Erkek egemenliğinin, milliyetçi zihniyetin, tek tipleştirmenin, cinsiyetçi söylemler ve düşüncelerin yer aldığı militarist yapılar olan orduların, bazı ülkelerde profesyonel askerlik adı altında, ekonomik baskılarla varlığını sürdürüyor oluşu da karşı gelinmesi gereken bir konu. Askerliğin bir iş imkanı, gelir kapısı olarak sunulduğu bu durumda da, tıpkı zorunlu askerlik gibi farklı milletlere ve uluslara karşı insanlar düşmanlaştırılıyor. Ve bu düşmanları öldürmek; karınlarını doyurabilmenin, ev borcunu ödeyebilmenin, çocuklarının eğitimlerini devam ettirebilmenin bir yolu olarak sunuluyor. Yani zorunlu askerlik gibi profesyonel askerlik de halkı değil eşit ve adil olmayan sistemi ve işgal politikalarını yürütenleri korumanın büyük bir aracı.
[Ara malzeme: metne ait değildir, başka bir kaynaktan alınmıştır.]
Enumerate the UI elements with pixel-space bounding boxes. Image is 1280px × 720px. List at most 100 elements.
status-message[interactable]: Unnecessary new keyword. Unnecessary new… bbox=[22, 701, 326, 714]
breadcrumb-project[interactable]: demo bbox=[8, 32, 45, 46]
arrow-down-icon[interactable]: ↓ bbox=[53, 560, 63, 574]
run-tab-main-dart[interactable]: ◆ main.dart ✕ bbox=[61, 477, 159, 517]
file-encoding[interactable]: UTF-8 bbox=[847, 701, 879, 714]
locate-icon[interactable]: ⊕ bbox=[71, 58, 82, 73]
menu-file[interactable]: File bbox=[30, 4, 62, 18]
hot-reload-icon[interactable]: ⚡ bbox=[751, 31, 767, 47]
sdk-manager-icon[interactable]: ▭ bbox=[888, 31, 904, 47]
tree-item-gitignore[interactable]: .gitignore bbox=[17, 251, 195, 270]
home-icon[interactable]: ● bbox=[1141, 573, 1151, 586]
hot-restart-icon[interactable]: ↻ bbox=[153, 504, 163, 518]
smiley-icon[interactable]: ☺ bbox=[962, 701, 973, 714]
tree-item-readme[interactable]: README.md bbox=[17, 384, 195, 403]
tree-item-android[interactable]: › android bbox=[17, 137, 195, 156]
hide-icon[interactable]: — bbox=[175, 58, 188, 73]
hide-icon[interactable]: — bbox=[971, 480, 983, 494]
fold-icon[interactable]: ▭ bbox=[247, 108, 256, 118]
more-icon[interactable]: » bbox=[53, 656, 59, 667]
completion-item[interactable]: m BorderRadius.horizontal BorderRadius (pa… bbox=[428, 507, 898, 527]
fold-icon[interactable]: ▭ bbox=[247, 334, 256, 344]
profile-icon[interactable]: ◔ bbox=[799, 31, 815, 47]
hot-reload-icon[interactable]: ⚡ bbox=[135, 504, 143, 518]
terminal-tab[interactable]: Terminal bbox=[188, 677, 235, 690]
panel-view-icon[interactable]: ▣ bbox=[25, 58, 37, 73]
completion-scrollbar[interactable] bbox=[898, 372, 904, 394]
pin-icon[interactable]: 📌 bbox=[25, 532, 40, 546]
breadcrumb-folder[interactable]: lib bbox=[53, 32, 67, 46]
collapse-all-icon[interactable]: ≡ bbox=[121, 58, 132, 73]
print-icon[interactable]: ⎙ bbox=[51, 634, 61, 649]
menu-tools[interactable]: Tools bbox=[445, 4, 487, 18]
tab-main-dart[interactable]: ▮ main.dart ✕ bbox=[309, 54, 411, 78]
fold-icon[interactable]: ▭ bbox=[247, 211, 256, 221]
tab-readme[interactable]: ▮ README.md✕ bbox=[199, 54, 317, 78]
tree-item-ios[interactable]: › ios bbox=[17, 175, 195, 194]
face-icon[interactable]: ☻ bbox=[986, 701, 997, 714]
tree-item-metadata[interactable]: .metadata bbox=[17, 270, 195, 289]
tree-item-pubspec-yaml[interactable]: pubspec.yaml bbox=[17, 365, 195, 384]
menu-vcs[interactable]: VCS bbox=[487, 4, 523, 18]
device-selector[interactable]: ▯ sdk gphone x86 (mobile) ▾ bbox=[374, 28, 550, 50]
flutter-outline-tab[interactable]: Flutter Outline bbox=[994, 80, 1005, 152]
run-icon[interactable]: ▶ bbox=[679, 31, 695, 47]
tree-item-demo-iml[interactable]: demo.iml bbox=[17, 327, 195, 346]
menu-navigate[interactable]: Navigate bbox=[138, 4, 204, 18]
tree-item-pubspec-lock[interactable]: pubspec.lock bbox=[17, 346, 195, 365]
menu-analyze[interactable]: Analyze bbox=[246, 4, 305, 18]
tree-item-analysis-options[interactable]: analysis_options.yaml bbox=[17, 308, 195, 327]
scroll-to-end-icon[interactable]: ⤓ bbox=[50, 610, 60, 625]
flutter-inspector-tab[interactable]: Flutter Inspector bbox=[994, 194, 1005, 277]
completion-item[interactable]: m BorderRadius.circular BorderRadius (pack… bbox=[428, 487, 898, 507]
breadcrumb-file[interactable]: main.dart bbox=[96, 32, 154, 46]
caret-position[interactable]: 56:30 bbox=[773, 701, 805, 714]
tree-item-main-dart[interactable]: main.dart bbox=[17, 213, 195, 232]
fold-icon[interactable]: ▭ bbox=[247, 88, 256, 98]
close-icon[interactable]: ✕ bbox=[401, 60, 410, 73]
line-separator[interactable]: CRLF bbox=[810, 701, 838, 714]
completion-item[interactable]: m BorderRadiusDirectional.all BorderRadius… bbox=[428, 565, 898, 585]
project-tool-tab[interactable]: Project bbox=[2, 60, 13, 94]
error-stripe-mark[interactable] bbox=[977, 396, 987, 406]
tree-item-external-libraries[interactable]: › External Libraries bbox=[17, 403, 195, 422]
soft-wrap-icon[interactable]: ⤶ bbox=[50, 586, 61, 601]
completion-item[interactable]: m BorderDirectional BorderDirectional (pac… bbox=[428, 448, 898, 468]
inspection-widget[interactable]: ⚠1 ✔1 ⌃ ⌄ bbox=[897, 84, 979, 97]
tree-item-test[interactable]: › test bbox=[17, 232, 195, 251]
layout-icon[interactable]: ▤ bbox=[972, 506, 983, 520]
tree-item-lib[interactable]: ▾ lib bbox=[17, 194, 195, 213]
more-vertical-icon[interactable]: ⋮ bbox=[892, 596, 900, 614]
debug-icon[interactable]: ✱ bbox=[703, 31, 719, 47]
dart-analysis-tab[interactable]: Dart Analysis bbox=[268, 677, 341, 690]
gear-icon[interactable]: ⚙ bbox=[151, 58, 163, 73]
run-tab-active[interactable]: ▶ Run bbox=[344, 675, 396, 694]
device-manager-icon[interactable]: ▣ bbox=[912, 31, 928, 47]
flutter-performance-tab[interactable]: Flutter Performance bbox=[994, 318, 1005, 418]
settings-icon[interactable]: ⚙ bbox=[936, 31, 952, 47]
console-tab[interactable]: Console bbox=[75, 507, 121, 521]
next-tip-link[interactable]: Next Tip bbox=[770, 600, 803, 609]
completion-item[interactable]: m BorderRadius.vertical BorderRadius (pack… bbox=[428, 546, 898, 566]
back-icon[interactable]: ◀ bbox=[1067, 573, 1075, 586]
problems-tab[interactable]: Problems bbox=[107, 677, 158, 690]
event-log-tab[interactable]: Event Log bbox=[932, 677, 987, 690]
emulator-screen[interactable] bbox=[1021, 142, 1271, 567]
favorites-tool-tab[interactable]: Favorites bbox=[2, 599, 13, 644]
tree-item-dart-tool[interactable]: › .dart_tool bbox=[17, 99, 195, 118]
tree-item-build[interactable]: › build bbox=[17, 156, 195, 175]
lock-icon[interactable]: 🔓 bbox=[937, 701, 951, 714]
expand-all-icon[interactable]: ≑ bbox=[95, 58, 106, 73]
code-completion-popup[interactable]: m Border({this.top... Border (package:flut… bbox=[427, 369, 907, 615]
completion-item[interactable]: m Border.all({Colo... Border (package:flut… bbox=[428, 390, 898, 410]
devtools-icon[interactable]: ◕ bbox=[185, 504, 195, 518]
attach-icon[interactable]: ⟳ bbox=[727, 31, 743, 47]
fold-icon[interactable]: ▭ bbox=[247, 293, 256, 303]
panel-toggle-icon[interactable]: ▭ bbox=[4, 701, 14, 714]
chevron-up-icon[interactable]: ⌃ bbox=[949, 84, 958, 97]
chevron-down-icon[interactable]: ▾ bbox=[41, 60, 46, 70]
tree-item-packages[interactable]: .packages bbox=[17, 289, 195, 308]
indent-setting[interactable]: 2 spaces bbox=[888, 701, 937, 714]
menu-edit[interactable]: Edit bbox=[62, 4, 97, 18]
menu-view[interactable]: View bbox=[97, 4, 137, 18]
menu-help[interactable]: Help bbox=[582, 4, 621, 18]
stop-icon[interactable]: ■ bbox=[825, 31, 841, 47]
Halkı ve emekçiyi koruyan bir silahlı yapının varlığı yerine savaş politikaları üreten, erkek egemen sistemi besleyen, iktidarları ve sermayeyi koruyan bu askeri düzene karşı yeri geldiğinde halk tarafından oluşturulacak alternatif bir silahlı mücadeleyle karşı gelmeyi ve değişimi hedeflerken vicdani ret hakkının da varlığını unutmamalı ve savunuculuğunu yapmaktan da kaçınmamalıyız.